Insight Grants

The Impact of the Economy on Grants: Part 1—Cancellations

In previous years, cancellation of an announced grant competition was rare. Not so anymore. As the economy has continued to sink in the last year, cancellations have begun to surface. While they still certainly aren’t common, they’ve strayed far from unheard of.

Here are a few examples we’ve come across in our work in the last year. South Carolina Department of Health’s Prevention Partnerships Grant, designed to leverage community partnerships for health prevention efforts (including obesity and obesity-related chronic disease prevention and reduction) was cancelled just a few days prior to the deadline. The reason cited was that the money simply wasn’t there to make awards as expected due to the economic challenges facing the state. Goody’s Good Deeds for Schools, a grant created through a partnership between Goody’s Family Clothing stores and Ashley Judd, was cancelled at some point after the grant deadline had past, again due to an unexpected lack of funds. It seems now, unfortunately, this grant aimed at funding a wide range of needed school projects, has been ended permanently since the website ( is no longer active.

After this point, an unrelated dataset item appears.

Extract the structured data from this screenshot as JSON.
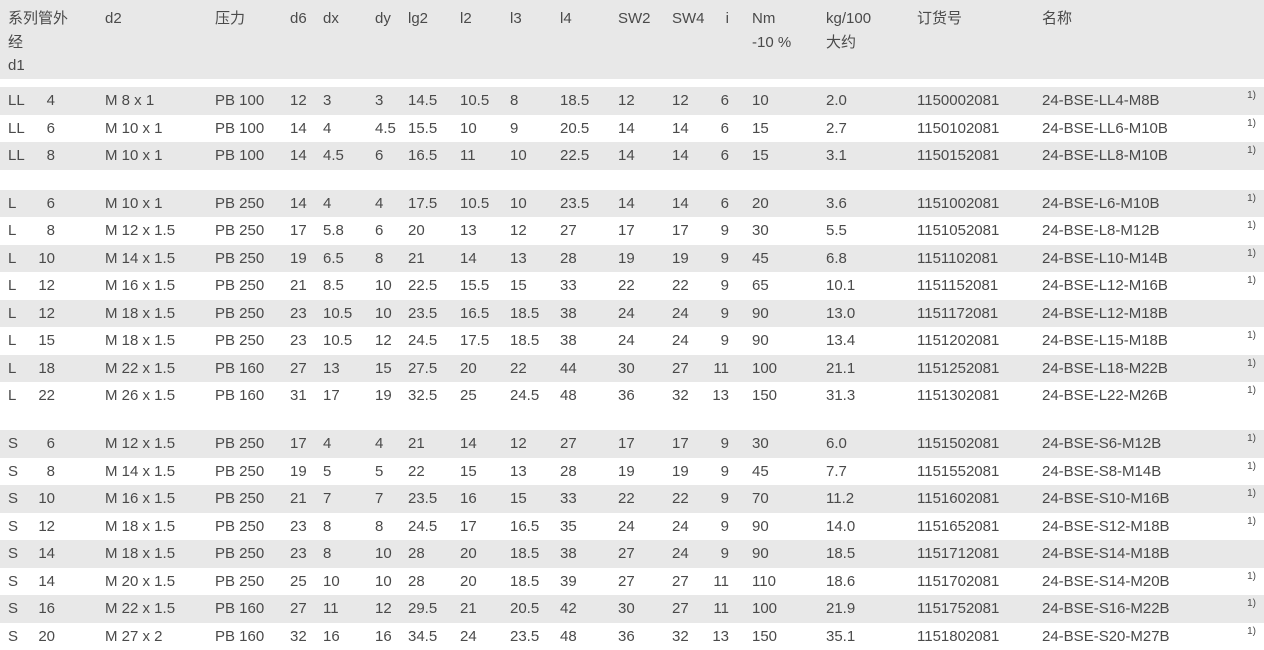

We’ve heard stories of other programs—both state and private—that have been unexpectedly cancelled after a competition announcement was made, as well. Since funding available for foundations is often linked directly to the profit margin of a corporation, many more foundations have continued to make awards but have been forced to make fewer than they’d like or than they’ve made in the past. These trends are almost certain to continue until the economy becomes stronger. That said, even though the risk of program cancellation and competition for grants that do move forward have increased, I do not advise shying away from applying for anything (and nearly everything) that feels like a strong fit for your organization’s needs, goals, and resources. You’ll never see a check if you don’t apply! :o) Plus, while cancellations have become more of an issue in the past year, they are still relatively rare. Most organizations know prior to RFP release that at least some funds will be available for grant awards, so your risk of investing time and effort into a grant competition that is ultimately cancelled is still reasonably low.

What has your experience been this year with this issue? Please share!!